プリンセス・ジャック
10
それは色褪せた優しい記憶。
色褪せても決して消えない記憶。
消すことなど、できるはずはないのだ。
消えるどころか、今なお胸を締め続けているのだから。
幸せな姫君は気付いてしまった。
自分と自分を想う騎士との恋は、許されることのないものだということに。
許されざる気持ちを持ち続けたら、どうなるか? ――幼い彼女は考えた。
彼は騎士ではいられなくなるかもしれない。
つまりそれは、少年が彼の誇りである剣を奪われてしまうかもしれないと言うこと。
そのことは彼女が最も望まないことだった。
だから彼女は決めた。
自分は自分の恋を諦めようと。
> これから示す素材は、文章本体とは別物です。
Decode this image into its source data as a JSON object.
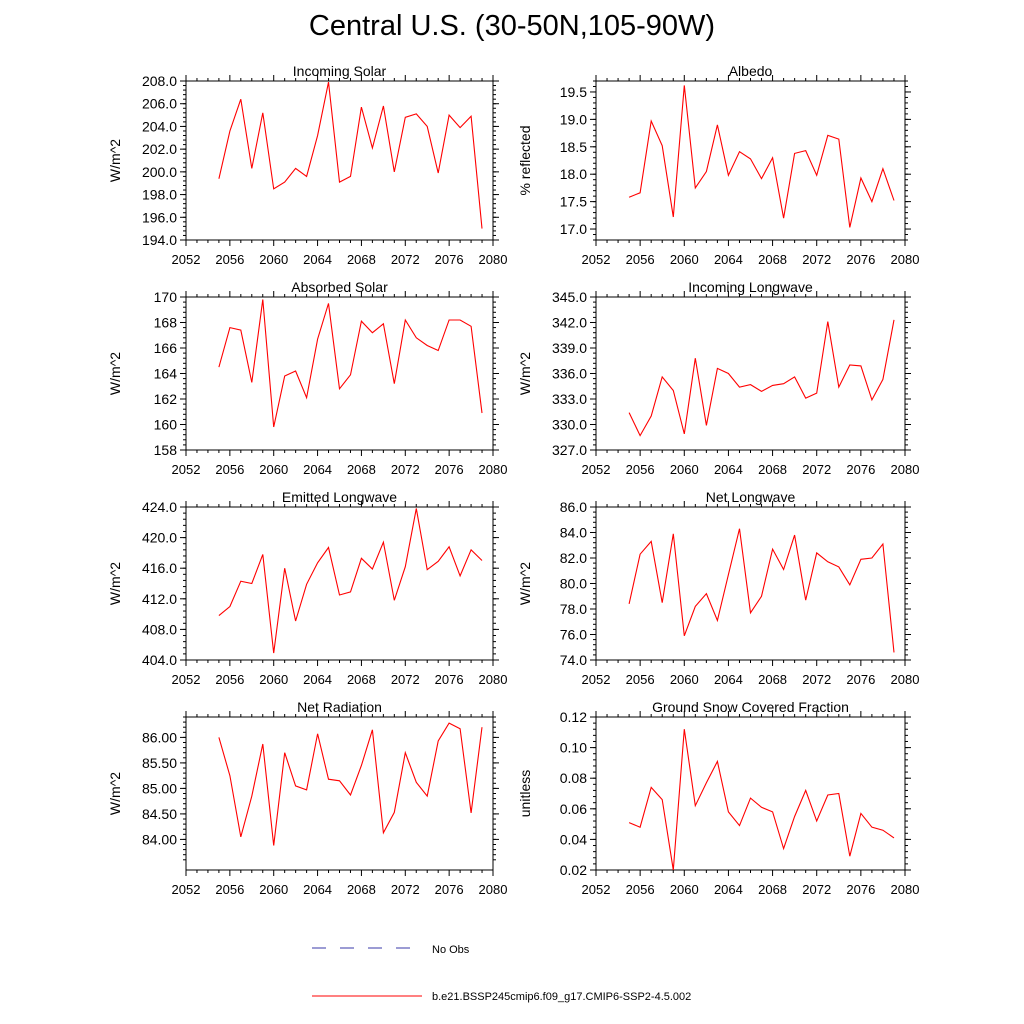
{
  "title": "Central U.S. (30-50N,105-90W)",
  "colors": {
    "model": "#ff0000",
    "obs": "#3a3aa8",
    "axis": "#000000"
  },
  "legend": [
    {
      "label": "No Obs",
      "style": "dashed"
    },
    {
      "label": "b.e21.BSSP245cmip6.f09_g17.CMIP6-SSP2-4.5.002",
      "style": "solid"
    }
  ],
  "chart_data": [
    {
      "type": "line",
      "title": "Incoming Solar",
      "ylabel": "W/m^2",
      "xlim": [
        2052,
        2080
      ],
      "ylim": [
        194,
        208
      ],
      "xticks": [
        "2052",
        "2056",
        "2060",
        "2064",
        "2068",
        "2072",
        "2076",
        "2080"
      ],
      "yticks": [
        "194.0",
        "196.0",
        "198.0",
        "200.0",
        "202.0",
        "204.0",
        "206.0",
        "208.0"
      ],
      "x": [
        2055,
        2056,
        2057,
        2058,
        2059,
        2060,
        2061,
        2062,
        2063,
        2064,
        2065,
        2066,
        2067,
        2068,
        2069,
        2070,
        2071,
        2072,
        2073,
        2074,
        2075,
        2076,
        2077,
        2078,
        2079
      ],
      "series": [
        {
          "name": "b.e21.BSSP245cmip6.f09_g17.CMIP6-SSP2-4.5.002",
          "values": [
            199.4,
            203.6,
            206.4,
            200.3,
            205.2,
            198.5,
            199.1,
            200.3,
            199.6,
            203.2,
            207.9,
            199.1,
            199.6,
            205.7,
            202.1,
            205.8,
            200.0,
            204.8,
            205.1,
            204.0,
            199.9,
            205.0,
            203.9,
            204.9,
            195.0
          ]
        }
      ]
    },
    {
      "type": "line",
      "title": "Albedo",
      "ylabel": "% reflected",
      "xlim": [
        2052,
        2080
      ],
      "ylim": [
        16.8,
        19.7
      ],
      "xticks": [
        "2052",
        "2056",
        "2060",
        "2064",
        "2068",
        "2072",
        "2076",
        "2080"
      ],
      "yticks": [
        "17.0",
        "17.5",
        "18.0",
        "18.5",
        "19.0",
        "19.5"
      ],
      "x": [
        2055,
        2056,
        2057,
        2058,
        2059,
        2060,
        2061,
        2062,
        2063,
        2064,
        2065,
        2066,
        2067,
        2068,
        2069,
        2070,
        2071,
        2072,
        2073,
        2074,
        2075,
        2076,
        2077,
        2078,
        2079
      ],
      "series": [
        {
          "name": "b.e21.BSSP245cmip6.f09_g17.CMIP6-SSP2-4.5.002",
          "values": [
            17.58,
            17.66,
            18.97,
            18.52,
            17.22,
            19.62,
            17.75,
            18.05,
            18.9,
            17.98,
            18.41,
            18.28,
            17.92,
            18.3,
            17.2,
            18.38,
            18.43,
            17.98,
            18.71,
            18.64,
            17.03,
            17.93,
            17.5,
            18.1,
            17.52
          ]
        }
      ]
    },
    {
      "type": "line",
      "title": "Absorbed Solar",
      "ylabel": "W/m^2",
      "xlim": [
        2052,
        2080
      ],
      "ylim": [
        158,
        170
      ],
      "xticks": [
        "2052",
        "2056",
        "2060",
        "2064",
        "2068",
        "2072",
        "2076",
        "2080"
      ],
      "yticks": [
        "158",
        "160",
        "162",
        "164",
        "166",
        "168",
        "170"
      ],
      "x": [
        2055,
        2056,
        2057,
        2058,
        2059,
        2060,
        2061,
        2062,
        2063,
        2064,
        2065,
        2066,
        2067,
        2068,
        2069,
        2070,
        2071,
        2072,
        2073,
        2074,
        2075,
        2076,
        2077,
        2078,
        2079
      ],
      "series": [
        {
          "name": "b.e21.BSSP245cmip6.f09_g17.CMIP6-SSP2-4.5.002",
          "values": [
            164.5,
            167.6,
            167.4,
            163.3,
            169.8,
            159.8,
            163.8,
            164.2,
            162.1,
            166.7,
            169.5,
            162.8,
            163.9,
            168.1,
            167.2,
            167.9,
            163.2,
            168.2,
            166.8,
            166.2,
            165.8,
            168.2,
            168.2,
            167.7,
            160.9
          ]
        }
      ]
    },
    {
      "type": "line",
      "title": "Incoming Longwave",
      "ylabel": "W/m^2",
      "xlim": [
        2052,
        2080
      ],
      "ylim": [
        327,
        345
      ],
      "xticks": [
        "2052",
        "2056",
        "2060",
        "2064",
        "2068",
        "2072",
        "2076",
        "2080"
      ],
      "yticks": [
        "327.0",
        "330.0",
        "333.0",
        "336.0",
        "339.0",
        "342.0",
        "345.0"
      ],
      "x": [
        2055,
        2056,
        2057,
        2058,
        2059,
        2060,
        2061,
        2062,
        2063,
        2064,
        2065,
        2066,
        2067,
        2068,
        2069,
        2070,
        2071,
        2072,
        2073,
        2074,
        2075,
        2076,
        2077,
        2078,
        2079
      ],
      "series": [
        {
          "name": "b.e21.BSSP245cmip6.f09_g17.CMIP6-SSP2-4.5.002",
          "values": [
            331.4,
            328.7,
            331.0,
            335.6,
            334.0,
            328.9,
            337.8,
            329.9,
            336.6,
            336.0,
            334.4,
            334.7,
            333.9,
            334.6,
            334.8,
            335.6,
            333.1,
            333.7,
            342.1,
            334.4,
            337.0,
            336.9,
            332.9,
            335.3,
            342.3
          ]
        }
      ]
    },
    {
      "type": "line",
      "title": "Emitted Longwave",
      "ylabel": "W/m^2",
      "xlim": [
        2052,
        2080
      ],
      "ylim": [
        404,
        424
      ],
      "xticks": [
        "2052",
        "2056",
        "2060",
        "2064",
        "2068",
        "2072",
        "2076",
        "2080"
      ],
      "yticks": [
        "404.0",
        "408.0",
        "412.0",
        "416.0",
        "420.0",
        "424.0"
      ],
      "x": [
        2055,
        2056,
        2057,
        2058,
        2059,
        2060,
        2061,
        2062,
        2063,
        2064,
        2065,
        2066,
        2067,
        2068,
        2069,
        2070,
        2071,
        2072,
        2073,
        2074,
        2075,
        2076,
        2077,
        2078,
        2079
      ],
      "series": [
        {
          "name": "b.e21.BSSP245cmip6.f09_g17.CMIP6-SSP2-4.5.002",
          "values": [
            409.8,
            411.0,
            414.3,
            414.0,
            417.8,
            404.9,
            416.0,
            409.1,
            413.9,
            416.7,
            418.7,
            412.5,
            412.9,
            417.3,
            415.9,
            419.4,
            411.8,
            416.2,
            423.8,
            415.8,
            416.9,
            418.8,
            415.0,
            418.4,
            417.0
          ]
        }
      ]
    },
    {
      "type": "line",
      "title": "Net Longwave",
      "ylabel": "W/m^2",
      "xlim": [
        2052,
        2080
      ],
      "ylim": [
        74,
        86
      ],
      "xticks": [
        "2052",
        "2056",
        "2060",
        "2064",
        "2068",
        "2072",
        "2076",
        "2080"
      ],
      "yticks": [
        "74.0",
        "76.0",
        "78.0",
        "80.0",
        "82.0",
        "84.0",
        "86.0"
      ],
      "x": [
        2055,
        2056,
        2057,
        2058,
        2059,
        2060,
        2061,
        2062,
        2063,
        2064,
        2065,
        2066,
        2067,
        2068,
        2069,
        2070,
        2071,
        2072,
        2073,
        2074,
        2075,
        2076,
        2077,
        2078,
        2079
      ],
      "series": [
        {
          "name": "b.e21.BSSP245cmip6.f09_g17.CMIP6-SSP2-4.5.002",
          "values": [
            78.4,
            82.3,
            83.3,
            78.5,
            83.9,
            75.9,
            78.2,
            79.2,
            77.1,
            80.7,
            84.3,
            77.7,
            79.0,
            82.7,
            81.1,
            83.8,
            78.7,
            82.4,
            81.7,
            81.3,
            79.9,
            81.9,
            82.0,
            83.1,
            74.6
          ]
        }
      ]
    },
    {
      "type": "line",
      "title": "Net Radiation",
      "ylabel": "W/m^2",
      "xlim": [
        2052,
        2080
      ],
      "ylim": [
        83.4,
        86.4
      ],
      "xticks": [
        "2052",
        "2056",
        "2060",
        "2064",
        "2068",
        "2072",
        "2076",
        "2080"
      ],
      "yticks": [
        "84.00",
        "84.50",
        "85.00",
        "85.50",
        "86.00"
      ],
      "x": [
        2055,
        2056,
        2057,
        2058,
        2059,
        2060,
        2061,
        2062,
        2063,
        2064,
        2065,
        2066,
        2067,
        2068,
        2069,
        2070,
        2071,
        2072,
        2073,
        2074,
        2075,
        2076,
        2077,
        2078,
        2079
      ],
      "series": [
        {
          "name": "b.e21.BSSP245cmip6.f09_g17.CMIP6-SSP2-4.5.002",
          "values": [
            86.0,
            85.25,
            84.05,
            84.85,
            85.87,
            83.88,
            85.7,
            85.05,
            84.97,
            86.07,
            85.18,
            85.15,
            84.87,
            85.45,
            86.15,
            84.13,
            84.53,
            85.7,
            85.12,
            84.85,
            85.93,
            86.28,
            86.17,
            84.52,
            86.2
          ]
        }
      ]
    },
    {
      "type": "line",
      "title": "Ground Snow Covered Fraction",
      "ylabel": "unitless",
      "xlim": [
        2052,
        2080
      ],
      "ylim": [
        0.02,
        0.12
      ],
      "xticks": [
        "2052",
        "2056",
        "2060",
        "2064",
        "2068",
        "2072",
        "2076",
        "2080"
      ],
      "yticks": [
        "0.02",
        "0.04",
        "0.06",
        "0.08",
        "0.10",
        "0.12"
      ],
      "x": [
        2055,
        2056,
        2057,
        2058,
        2059,
        2060,
        2061,
        2062,
        2063,
        2064,
        2065,
        2066,
        2067,
        2068,
        2069,
        2070,
        2071,
        2072,
        2073,
        2074,
        2075,
        2076,
        2077,
        2078,
        2079
      ],
      "series": [
        {
          "name": "b.e21.BSSP245cmip6.f09_g17.CMIP6-SSP2-4.5.002",
          "values": [
            0.051,
            0.048,
            0.074,
            0.066,
            0.02,
            0.112,
            0.062,
            0.077,
            0.091,
            0.058,
            0.049,
            0.067,
            0.061,
            0.058,
            0.034,
            0.055,
            0.072,
            0.052,
            0.069,
            0.07,
            0.029,
            0.057,
            0.048,
            0.046,
            0.041
          ]
        }
      ]
    }
  ]
}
そうすれば、彼も自分から離れていくだろうから。
自分を想う少年を嫌うことなど出来なかった彼女は、少年が自分から離れていくようにしようとした。
そう決意してからだった。
彼に笑顔を向けることをしなくなった。
彼が綺麗だと言った髪を切った。
彼からのささやかな贈り物を捨てた。
最初は小さなものだった拒絶の振る舞いは、だんだん大きくなっていった。
そうやってさも彼を嫌うかのように振る舞うのは、彼女にとって辛いこと。
だから祈った。早く彼が自分から離れていってしまえ、と。
彼女の拒絶がどんなに続いても、どんなに酷いものになっても――その矛盾した想いが聞き届けられることは無かった。
二人の関係がどんなにいびつに歪んでも。
「それまでずっと一緒だよ」
幼い日の約束だけが、守られ続けられた。